Knowledge Persistence
lean-ctx maintains a temporal knowledge graph that survives across sessions:
# Remember a decision
ctx_knowledge(action="remember", category="decision", content="Use connection pooling with max 10 connections")
# Recall later (even in a new session)
ctx_knowledge(action="recall", query="connection pooling")
# Search knowledge by time
ctx_knowledge(action="timeline", range="today")
# Full-text search across all knowledge
ctx_knowledge(action="search", query="database configuration")
Knowledge categories: decision, discovery, blocker, progress, insight.
Advanced Configuration
Project-Level Config
Create .lean-ctx.toml in your project root to override global settings:
# Project-specific lean-ctx configuration
shell_activation = "always" # or "agents-only"
Per-Project Rules
In addition to the global block in ~/.claude/CLAUDE.md, you can add project-specific rules in CLAUDE.md at your project root. lean-ctx will append its shared rules section if not already present.
CLAUDE.md Integration
If you have a project-level CLAUDE.md, lean-ctx can inject its rules there too using the SharedMarkdown format:
# Your existing project rules here
...
# lean-ctx — Context Engineering Layer
<!-- lean-ctx-rules -->
## Mode Selection
- Editing the file? → `full` first, then `diff` for re-reads
- Context only? → `map` or `signatures`
...
<!-- /lean-ctx -->
The section between <!-- lean-ctx-rules --> and <!-- /lean-ctx --> is managed by lean-ctx and auto-updated.
Troubleshooting
MCP server not connecting
# Check if lean-ctx is in PATH
which lean-ctx
# Verify MCP config
cat ~/.claude.json | python3 -m json.tool
# Test MCP server directly
echo '{"jsonrpc":"2.0","method":"initialize","params":{"capabilities":{}},"id":1}' | lean-ctx mcp
# Re-run setup
lean-ctx init --agent claude
Instructions not being applied
# Check the CLAUDE.md block exists
grep -A2 'lean-ctx' ~/.claude/CLAUDE.md
# Check the on-demand skill exists
ls ~/.claude/skills/lean-ctx/SKILL.md
# Reinstall block + skill
lean-ctx setup
Shell compression not working
# Check if shell hook is active
echo $LEAN_CTX_ACTIVE
# Re-install shell hook
lean-ctx init --global
# Restart your shell
exec $SHELL
claude mcp add-json fails
This can happen if the Claude Code binary is in an untrusted path.
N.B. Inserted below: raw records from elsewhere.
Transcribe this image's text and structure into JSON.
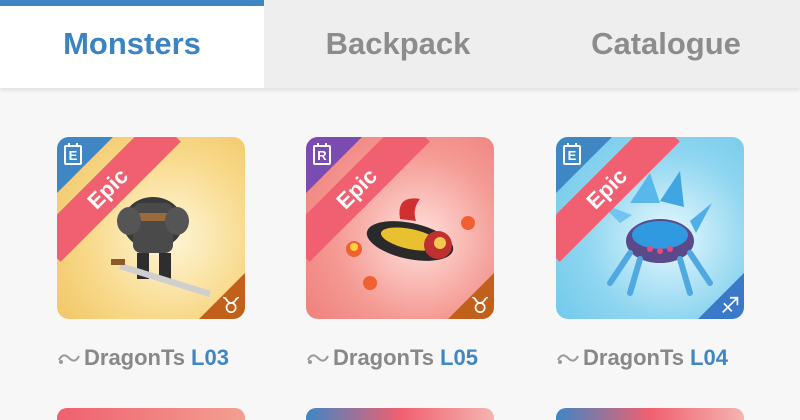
{
  "tabs": [
    {
      "label": "Monsters",
      "active": true
    },
    {
      "label": "Backpack",
      "active": false
    },
    {
      "label": "Catalogue",
      "active": false
    }
  ],
  "cards": [
    {
      "rarity": "Epic",
      "grade": "E",
      "sign_icon": "taurus-icon",
      "sign_glyph": "♉",
      "owner": "DragonTs",
      "level": "L03",
      "bg": "#f8d98a",
      "sign_color": "#c0601a",
      "monster": "armored-knight"
    },
    {
      "rarity": "Epic",
      "grade": "R",
      "sign_icon": "taurus-icon",
      "sign_glyph": "♉",
      "owner": "DragonTs",
      "level": "L05",
      "bg": "#f27f7c",
      "sign_color": "#c0601a",
      "monster": "fire-bird"
    },
    {
      "rarity": "Epic",
      "grade": "E",
      "sign_icon": "sagittarius-icon",
      "sign_glyph": "♐",
      "owner": "DragonTs",
      "level": "L04",
      "bg": "#7fd0ee",
      "sign_color": "#3a78c8",
      "monster": "ice-spider"
    }
  ],
  "colors": {
    "accent": "#3f86c4",
    "ribbon": "#f06070",
    "grade_e": "#3f86c4",
    "grade_r": "#7a4bb0"
  }
}
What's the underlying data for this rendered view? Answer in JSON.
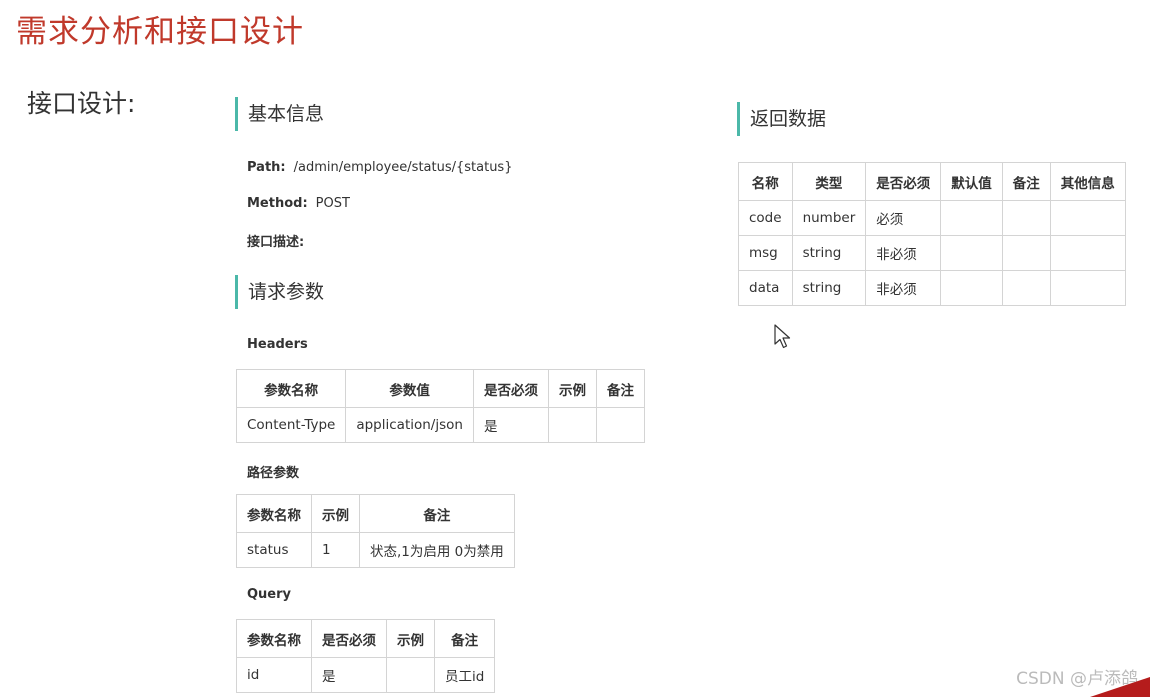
{
  "slide": {
    "title": "需求分析和接口设计",
    "section_label": "接口设计:"
  },
  "basic_info": {
    "heading": "基本信息",
    "path_label": "Path:",
    "path_value": "/admin/employee/status/{status}",
    "method_label": "Method:",
    "method_value": "POST",
    "desc_label": "接口描述:"
  },
  "request_params": {
    "heading": "请求参数",
    "headers": {
      "label": "Headers",
      "columns": [
        "参数名称",
        "参数值",
        "是否必须",
        "示例",
        "备注"
      ],
      "rows": [
        [
          "Content-Type",
          "application/json",
          "是",
          "",
          ""
        ]
      ]
    },
    "path_params": {
      "label": "路径参数",
      "columns": [
        "参数名称",
        "示例",
        "备注"
      ],
      "rows": [
        [
          "status",
          "1",
          "状态,1为启用 0为禁用"
        ]
      ]
    },
    "query": {
      "label": "Query",
      "columns": [
        "参数名称",
        "是否必须",
        "示例",
        "备注"
      ],
      "rows": [
        [
          "id",
          "是",
          "",
          "员工id"
        ]
      ]
    }
  },
  "response": {
    "heading": "返回数据",
    "columns": [
      "名称",
      "类型",
      "是否必须",
      "默认值",
      "备注",
      "其他信息"
    ],
    "rows": [
      [
        "code",
        "number",
        "必须",
        "",
        "",
        ""
      ],
      [
        "msg",
        "string",
        "非必须",
        "",
        "",
        ""
      ],
      [
        "data",
        "string",
        "非必须",
        "",
        "",
        ""
      ]
    ]
  },
  "watermark": "CSDN @卢添鸽",
  "icons": {
    "cursor": "mouse-pointer-icon"
  }
}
Options:
# Trust the path explicitly
export LEAN_CTX_TRUST_CLAUDE_PATH=1
lean-ctx init --agent claude
# Or set up manually by editing ~/.claude.json directly
High token usage despite lean-ctx
# Check if agent is using lean-ctx tools
lean-ctx gain --live
# Verify the agent sees the rules
# In Claude Code, check that ctx_read is being used instead of native Read
CLI Integration
Claude Code also benefits from lean-ctx's CLI compression when running shell commands:
# These commands are automatically compressed when run through Claude Code:
git status # ~800 → ~120 tokens
git log --oneline -20 # ~600 → ~150 tokens
cargo test # ~2000 → ~300 tokens
npm install # ~1500 → ~200 tokens
docker ps # ~400 → ~80 tokens
The shell hook intercepts these commands transparently — no changes needed to how Claude Code invokes them.